According to Kazimnejad, the model learns what to remember. "With training … the model task is forced to learn to advance the critical state," He explained. They added an important clarification for practical use: the original input prompt is not modified, including documents or context data. “Our approach aims at the reasoning stage and does not modify the gesture," He said.

The dilettantish in action

To test their approach, the researchers trained R1-distill-1.5b with Delatonic on a dataset of competitive-level math problems, then evaluated it against several benchmarks. The model was trained with up to 24,000 tokens but with a fixed fraction of 8,000 tokens.

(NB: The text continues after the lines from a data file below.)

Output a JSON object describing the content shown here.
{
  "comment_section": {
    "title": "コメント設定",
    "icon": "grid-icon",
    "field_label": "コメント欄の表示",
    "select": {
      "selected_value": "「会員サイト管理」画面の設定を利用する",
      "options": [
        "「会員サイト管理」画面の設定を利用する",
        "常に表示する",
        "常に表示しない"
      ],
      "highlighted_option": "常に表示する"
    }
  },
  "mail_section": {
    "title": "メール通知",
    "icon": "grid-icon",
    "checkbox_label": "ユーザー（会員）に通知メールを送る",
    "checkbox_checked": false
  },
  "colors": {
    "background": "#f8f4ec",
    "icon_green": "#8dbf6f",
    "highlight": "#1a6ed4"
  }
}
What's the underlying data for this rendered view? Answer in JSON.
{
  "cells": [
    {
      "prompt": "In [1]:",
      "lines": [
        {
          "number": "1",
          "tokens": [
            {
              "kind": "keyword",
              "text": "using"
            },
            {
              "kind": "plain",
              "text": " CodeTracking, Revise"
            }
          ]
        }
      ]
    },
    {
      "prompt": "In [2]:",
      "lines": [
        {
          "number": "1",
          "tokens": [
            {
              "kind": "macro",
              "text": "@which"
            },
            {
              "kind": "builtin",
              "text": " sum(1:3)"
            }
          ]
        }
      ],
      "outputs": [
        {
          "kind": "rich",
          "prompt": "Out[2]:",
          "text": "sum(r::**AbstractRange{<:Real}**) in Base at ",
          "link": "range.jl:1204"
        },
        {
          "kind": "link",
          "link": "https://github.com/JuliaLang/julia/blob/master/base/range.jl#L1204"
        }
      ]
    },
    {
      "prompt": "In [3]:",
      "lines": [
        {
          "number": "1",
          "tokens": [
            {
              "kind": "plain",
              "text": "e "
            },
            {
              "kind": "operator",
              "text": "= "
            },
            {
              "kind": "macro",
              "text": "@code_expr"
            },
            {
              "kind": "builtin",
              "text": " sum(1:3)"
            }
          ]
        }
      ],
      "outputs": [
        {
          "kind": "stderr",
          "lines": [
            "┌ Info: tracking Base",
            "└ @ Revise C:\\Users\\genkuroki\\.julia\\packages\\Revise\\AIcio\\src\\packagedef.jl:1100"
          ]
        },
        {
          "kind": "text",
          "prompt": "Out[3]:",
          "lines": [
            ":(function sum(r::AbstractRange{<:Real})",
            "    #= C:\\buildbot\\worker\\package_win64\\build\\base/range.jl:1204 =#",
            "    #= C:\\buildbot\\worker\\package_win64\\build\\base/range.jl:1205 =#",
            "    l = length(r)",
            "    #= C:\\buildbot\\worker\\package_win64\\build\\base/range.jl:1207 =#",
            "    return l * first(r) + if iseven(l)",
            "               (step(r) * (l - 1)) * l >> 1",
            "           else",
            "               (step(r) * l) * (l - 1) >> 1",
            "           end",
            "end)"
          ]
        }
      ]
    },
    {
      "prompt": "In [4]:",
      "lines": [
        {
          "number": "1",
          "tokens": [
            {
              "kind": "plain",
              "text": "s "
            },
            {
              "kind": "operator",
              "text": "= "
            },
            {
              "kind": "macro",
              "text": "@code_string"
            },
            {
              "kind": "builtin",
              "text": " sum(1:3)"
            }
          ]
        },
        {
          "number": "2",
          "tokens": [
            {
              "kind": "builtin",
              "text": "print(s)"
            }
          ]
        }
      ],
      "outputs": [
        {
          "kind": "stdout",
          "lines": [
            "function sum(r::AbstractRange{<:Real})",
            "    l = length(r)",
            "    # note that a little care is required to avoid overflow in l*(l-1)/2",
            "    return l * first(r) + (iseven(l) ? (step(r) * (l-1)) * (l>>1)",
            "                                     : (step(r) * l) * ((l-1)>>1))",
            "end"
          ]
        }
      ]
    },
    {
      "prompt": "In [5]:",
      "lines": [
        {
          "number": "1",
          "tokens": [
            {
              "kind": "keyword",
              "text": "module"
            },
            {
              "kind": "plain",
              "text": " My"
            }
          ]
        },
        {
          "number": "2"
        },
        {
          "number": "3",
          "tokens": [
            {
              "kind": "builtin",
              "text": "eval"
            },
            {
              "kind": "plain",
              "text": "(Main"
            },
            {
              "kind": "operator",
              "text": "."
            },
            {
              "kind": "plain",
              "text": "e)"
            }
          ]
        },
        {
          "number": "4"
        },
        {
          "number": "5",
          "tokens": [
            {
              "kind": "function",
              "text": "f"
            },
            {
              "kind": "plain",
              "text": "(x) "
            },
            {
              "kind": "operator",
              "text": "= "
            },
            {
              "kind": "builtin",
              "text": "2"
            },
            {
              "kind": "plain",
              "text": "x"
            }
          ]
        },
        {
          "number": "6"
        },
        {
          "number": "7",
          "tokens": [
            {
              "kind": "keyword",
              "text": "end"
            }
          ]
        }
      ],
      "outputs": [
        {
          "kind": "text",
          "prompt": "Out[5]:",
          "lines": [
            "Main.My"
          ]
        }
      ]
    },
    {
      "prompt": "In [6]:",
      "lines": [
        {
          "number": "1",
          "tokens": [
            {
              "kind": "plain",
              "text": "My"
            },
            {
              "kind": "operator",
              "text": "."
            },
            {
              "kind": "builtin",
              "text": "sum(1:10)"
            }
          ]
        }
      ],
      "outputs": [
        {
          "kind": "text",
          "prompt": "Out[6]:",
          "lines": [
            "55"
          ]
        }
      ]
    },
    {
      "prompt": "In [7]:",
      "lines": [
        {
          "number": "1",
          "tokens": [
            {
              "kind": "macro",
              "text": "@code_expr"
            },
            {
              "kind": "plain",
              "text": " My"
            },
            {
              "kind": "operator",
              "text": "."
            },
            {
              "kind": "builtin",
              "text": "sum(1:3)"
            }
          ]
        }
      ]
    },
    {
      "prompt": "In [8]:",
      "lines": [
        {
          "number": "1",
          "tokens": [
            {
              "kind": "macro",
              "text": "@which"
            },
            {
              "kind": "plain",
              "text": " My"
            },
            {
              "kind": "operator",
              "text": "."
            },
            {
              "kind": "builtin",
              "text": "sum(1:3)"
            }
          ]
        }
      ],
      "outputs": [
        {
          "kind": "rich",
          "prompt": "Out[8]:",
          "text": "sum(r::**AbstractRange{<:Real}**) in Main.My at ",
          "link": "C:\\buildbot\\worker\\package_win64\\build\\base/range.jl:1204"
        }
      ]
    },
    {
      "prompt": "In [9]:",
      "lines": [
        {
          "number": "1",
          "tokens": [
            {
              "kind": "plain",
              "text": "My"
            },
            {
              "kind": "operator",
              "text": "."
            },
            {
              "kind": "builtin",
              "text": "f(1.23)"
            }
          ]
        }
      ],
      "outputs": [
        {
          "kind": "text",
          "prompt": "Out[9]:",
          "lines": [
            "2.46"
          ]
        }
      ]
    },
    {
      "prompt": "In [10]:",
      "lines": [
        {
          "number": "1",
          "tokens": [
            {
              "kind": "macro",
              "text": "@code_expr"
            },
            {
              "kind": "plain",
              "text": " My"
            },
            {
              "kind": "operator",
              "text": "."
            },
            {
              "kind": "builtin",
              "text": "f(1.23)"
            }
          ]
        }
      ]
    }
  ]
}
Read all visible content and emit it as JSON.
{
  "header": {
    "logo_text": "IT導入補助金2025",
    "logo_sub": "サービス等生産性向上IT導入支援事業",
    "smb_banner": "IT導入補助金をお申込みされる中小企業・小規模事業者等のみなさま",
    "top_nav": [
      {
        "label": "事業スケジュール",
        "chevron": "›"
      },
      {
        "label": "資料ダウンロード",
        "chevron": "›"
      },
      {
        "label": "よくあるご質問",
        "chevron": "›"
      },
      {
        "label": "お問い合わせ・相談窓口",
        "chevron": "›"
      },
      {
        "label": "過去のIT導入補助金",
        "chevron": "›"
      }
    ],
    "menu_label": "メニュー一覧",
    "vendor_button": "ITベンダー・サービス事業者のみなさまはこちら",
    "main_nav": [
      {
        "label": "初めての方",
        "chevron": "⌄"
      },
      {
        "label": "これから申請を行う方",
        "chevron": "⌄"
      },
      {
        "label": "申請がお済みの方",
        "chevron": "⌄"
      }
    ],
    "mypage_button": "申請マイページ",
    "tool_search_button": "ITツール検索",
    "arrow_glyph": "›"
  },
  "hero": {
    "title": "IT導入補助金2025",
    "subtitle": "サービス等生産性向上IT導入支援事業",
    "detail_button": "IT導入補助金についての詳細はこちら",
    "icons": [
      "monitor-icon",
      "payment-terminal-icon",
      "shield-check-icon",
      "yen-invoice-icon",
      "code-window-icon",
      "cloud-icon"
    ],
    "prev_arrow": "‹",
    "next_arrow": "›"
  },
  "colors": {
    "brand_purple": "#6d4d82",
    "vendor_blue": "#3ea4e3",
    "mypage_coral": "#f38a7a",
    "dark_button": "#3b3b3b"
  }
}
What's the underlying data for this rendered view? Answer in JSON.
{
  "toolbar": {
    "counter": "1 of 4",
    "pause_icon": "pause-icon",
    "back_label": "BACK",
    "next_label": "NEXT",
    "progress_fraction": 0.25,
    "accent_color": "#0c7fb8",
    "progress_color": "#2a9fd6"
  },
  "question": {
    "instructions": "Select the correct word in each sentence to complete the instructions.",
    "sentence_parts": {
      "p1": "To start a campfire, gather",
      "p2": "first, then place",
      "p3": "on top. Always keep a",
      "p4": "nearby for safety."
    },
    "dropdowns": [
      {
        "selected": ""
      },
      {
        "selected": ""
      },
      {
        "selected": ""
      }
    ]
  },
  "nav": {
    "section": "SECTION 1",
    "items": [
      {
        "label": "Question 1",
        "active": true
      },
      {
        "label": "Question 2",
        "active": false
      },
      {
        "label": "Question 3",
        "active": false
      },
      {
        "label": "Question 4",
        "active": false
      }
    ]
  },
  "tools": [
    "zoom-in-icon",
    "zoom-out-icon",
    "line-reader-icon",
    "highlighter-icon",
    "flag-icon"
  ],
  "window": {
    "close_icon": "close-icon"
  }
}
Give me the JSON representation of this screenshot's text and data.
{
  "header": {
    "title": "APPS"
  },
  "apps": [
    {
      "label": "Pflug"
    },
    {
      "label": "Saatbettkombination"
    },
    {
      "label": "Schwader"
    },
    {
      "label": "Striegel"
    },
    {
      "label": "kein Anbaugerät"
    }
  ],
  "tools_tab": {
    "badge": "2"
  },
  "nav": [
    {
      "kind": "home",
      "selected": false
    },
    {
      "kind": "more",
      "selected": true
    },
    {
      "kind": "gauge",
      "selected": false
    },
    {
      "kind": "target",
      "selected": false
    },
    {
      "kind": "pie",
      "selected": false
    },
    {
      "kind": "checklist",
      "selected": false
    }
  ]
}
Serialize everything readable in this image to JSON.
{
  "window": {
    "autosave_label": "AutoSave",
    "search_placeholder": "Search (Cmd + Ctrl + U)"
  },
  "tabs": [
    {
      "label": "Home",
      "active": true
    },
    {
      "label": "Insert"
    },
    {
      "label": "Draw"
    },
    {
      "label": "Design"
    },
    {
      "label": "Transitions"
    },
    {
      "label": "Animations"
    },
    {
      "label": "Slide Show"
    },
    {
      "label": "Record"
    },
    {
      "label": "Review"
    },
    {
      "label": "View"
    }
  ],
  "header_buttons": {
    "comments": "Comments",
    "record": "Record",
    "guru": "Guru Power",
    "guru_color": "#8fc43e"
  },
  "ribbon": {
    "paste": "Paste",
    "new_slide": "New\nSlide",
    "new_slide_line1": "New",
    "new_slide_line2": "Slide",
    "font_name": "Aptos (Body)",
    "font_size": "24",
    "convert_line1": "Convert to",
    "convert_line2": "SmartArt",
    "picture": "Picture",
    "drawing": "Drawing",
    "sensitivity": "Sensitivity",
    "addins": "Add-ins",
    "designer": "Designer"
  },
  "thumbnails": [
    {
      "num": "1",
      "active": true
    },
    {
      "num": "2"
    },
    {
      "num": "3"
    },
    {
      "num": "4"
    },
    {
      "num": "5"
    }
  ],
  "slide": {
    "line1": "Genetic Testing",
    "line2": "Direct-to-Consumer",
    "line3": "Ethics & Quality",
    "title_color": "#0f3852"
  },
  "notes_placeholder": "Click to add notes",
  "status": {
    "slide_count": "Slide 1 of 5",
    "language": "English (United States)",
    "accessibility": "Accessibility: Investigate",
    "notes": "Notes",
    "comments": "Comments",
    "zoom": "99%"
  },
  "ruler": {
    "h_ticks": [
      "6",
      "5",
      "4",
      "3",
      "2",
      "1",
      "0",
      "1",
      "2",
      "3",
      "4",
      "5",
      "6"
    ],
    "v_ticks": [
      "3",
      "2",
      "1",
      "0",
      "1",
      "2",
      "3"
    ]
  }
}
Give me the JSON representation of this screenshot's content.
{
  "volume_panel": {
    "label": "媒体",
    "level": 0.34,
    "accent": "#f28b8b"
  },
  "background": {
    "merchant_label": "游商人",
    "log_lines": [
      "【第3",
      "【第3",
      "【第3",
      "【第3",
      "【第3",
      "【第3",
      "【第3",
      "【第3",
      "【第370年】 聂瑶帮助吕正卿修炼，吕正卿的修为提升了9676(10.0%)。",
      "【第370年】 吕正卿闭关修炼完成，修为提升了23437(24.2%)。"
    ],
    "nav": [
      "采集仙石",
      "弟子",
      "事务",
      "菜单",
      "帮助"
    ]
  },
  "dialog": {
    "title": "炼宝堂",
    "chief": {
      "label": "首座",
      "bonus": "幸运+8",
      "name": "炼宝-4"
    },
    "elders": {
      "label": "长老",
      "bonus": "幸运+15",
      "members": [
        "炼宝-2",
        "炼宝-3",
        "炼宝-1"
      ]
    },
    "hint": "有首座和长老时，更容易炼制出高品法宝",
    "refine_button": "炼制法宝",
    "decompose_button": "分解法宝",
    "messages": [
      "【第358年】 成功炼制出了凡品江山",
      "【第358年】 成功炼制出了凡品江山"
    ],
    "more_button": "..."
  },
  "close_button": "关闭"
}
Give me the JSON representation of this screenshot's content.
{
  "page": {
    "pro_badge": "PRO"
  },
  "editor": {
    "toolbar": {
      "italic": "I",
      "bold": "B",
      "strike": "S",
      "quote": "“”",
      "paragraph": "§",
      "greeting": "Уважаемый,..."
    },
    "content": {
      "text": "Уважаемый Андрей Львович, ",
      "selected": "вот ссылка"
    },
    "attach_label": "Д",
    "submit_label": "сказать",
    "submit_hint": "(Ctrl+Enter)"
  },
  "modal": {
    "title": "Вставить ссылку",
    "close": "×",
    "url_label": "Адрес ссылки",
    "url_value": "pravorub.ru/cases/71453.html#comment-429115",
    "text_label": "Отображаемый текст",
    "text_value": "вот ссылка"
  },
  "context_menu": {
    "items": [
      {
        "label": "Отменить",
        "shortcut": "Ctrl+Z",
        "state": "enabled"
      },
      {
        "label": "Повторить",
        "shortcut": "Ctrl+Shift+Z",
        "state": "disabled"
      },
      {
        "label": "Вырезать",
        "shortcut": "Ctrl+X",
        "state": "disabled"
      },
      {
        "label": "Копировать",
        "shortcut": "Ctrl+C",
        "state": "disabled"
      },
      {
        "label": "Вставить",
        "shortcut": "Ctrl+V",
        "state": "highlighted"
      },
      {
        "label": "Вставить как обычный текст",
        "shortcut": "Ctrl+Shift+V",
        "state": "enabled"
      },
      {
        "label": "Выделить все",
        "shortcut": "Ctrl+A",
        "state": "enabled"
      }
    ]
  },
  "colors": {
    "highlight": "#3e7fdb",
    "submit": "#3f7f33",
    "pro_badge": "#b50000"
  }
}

The researchers This was compared with models trained with the standard Longcoat-RL method. Their results show that a model trained with Delatech can reason up to 24,000 tokens, and it matched or outperformed a Longcoat model trained with the same 24,000-token budget on the math benchmark. On other tasks such as coding and PhD-level questions, Deletank also matched or slightly beat its Longquote counterpart. “Overall, these results indicate that Deletonic uses its thought tokens as efficiently as Longcoat-RL with less computation,” the researchers write.

The benefits become even more pronounced when scaling beyond the training budget. Although the models trained with LongCoat quickly reached their training limits, the model trained with Diletinc continued to improve its performance. For example, some math problems were solved only after the model had outgrown its 24,000-token training budget by up to 140,000 tokens. This linear compute advantage is sufficient for enterprise applications. The researchers estimate that training a model to an average thought length of 96,000 tokens would require 27 H100-GPU months with LongCoat, compared to only 7 with Deletank.

This efficiency extends directly to estimating, the primary operational cost for most businesses. "Models trained in Markovian thinking use the same notation style (dialectic tracing) at test time, which provides the same advantages of linear computation and persistent memory after training," Kazimanjad said. He gave a practical example: An AI agent can "Debug a large codebase and think about a long time … which significantly reduces costs compared to the traditional longcode approach."

Interestingly, the researchers found that off-the-shelf reasoning models, even without special training, already demonstrate some ability to think in Markovian fashion. This finding has immediate practical implications for developers. "In practice, this means that—without dilatonic-RL—these models can already run dilatonic tracing wrappers and perform competitively with longcoat on our benchmarked tasks," Kazimanjad said.

Large models such as their experiments GPT-SOS 120b Demonstrated strong performance with a range of complex tasks. This lasting ability provides a strong starting point for RL training, which helps explain why the method is so effective. “Together, these results suggest that the dilatonic is consistent and scales with the most recent models,” the researchers concluded.

The success of Markovian thinking shows that this is possible "Next-generation reasoning models to think about millions of tokens," The researchers note. This opens the door to fundamentally new AI capabilities beyond current barriers.

"Markovian thinking … opens the way for these models of ‘thinking’ for much longer horizons, which we see as a necessary step towards the ultimate scientific discovery," Kazimanjad said. "Our approach removes a critical barrier and allows training for long-horizon tasks, enabling next-generation talent."